Proving if $a$ is not a multiple of prime $p$, then an integer $b$ exists such that $p^b - 1$ is a multiple of $a$ I tried many approaches but none of them really worked I treated $p^b-1$ as a Geometric progression but it didn't work and that is about as far as I have been able to go I have no clue how to move forward
 A: In the group $(\mathbb Z_a^*,\times)$ since $p$ isn't a multiple of $a$ then $\gcd(p,a)=1$ and then $\overline p\in  \mathbb Z_a^*$ and let $b=o(\overline p)$ then 
$$\overline p^b=\overline 1\iff p^b-1\equiv 0 \mod a$$
A: Let $(a,m)=1$ and not necessarily prime. Then by Euler theorem you get :
$$
m^{\phi(a)}\equiv 1 \mod a\implies a\mid m^{\phi(a)}- 1
$$
where $\phi(a)$ is Euler phi function.
When $p$ is a prime and $a$ is not multiple of $p$, then $(a,p)=1$ and you use Euler theorem to say:
$$
p^{\phi(a)}\equiv 1 \mod a \implies a\mid p^{\phi(a)}-1.
$$
Now choose $b=\phi(a)$.

Let me give another more elementary proof of OP. If you have $(a,p)=1$, consider all numbers of the form $p^k$ for $k\in\mathbb N$:
$$
\{p,p^2,p^3,...\}
$$
This is an infinite set.
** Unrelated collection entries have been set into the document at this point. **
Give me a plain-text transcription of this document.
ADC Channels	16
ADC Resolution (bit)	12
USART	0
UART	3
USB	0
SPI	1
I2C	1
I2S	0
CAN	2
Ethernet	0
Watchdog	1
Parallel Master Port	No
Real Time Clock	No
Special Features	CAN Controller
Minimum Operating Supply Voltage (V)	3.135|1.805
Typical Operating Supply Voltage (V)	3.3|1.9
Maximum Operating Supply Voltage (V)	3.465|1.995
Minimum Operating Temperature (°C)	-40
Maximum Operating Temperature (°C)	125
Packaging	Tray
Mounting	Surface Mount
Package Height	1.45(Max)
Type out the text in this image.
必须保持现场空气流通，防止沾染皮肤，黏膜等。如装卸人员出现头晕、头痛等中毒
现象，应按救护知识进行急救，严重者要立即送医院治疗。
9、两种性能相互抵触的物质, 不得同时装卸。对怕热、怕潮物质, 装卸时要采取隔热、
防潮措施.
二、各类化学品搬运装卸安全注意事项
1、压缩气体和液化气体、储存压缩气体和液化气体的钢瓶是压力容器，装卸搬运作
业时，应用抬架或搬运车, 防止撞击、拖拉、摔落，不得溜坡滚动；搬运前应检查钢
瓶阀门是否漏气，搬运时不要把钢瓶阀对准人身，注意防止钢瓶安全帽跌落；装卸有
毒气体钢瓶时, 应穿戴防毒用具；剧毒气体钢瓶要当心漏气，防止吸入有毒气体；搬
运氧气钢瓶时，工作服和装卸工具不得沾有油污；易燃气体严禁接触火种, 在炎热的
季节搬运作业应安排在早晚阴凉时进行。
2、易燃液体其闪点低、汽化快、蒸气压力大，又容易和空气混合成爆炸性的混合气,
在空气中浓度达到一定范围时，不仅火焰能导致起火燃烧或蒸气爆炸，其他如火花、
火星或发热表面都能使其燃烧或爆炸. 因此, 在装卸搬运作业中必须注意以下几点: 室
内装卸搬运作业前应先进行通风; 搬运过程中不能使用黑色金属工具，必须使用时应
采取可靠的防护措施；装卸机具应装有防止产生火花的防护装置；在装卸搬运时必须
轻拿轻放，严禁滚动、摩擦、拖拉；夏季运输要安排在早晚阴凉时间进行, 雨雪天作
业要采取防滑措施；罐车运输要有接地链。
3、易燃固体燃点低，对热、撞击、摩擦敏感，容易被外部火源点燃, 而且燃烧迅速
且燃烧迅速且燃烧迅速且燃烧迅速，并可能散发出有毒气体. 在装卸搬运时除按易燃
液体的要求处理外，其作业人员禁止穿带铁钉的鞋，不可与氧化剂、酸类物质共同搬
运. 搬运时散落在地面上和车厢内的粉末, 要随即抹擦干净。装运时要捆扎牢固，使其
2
But the remainder of each $p^k$ lies in the set $\{1,...,a-1\}$ which is finite. By Pigeon hole principle, there are $m$ and $n$, different, such that $p^m$ and $p^n$ have the same remainder. Suppose $m>n$. This means:
$$
p^m=q_1a+r, p^n=q_2a+r \implies\\
 p^m-p^n=(q_1-q_2)a \implies a\mid p^m-p^n=p^n(p^{m-n}-1)
$$
But then $(a,p^n)=1$ and hence $a\mid (p^{m-n}-1)$. You can choose $b=m-n$.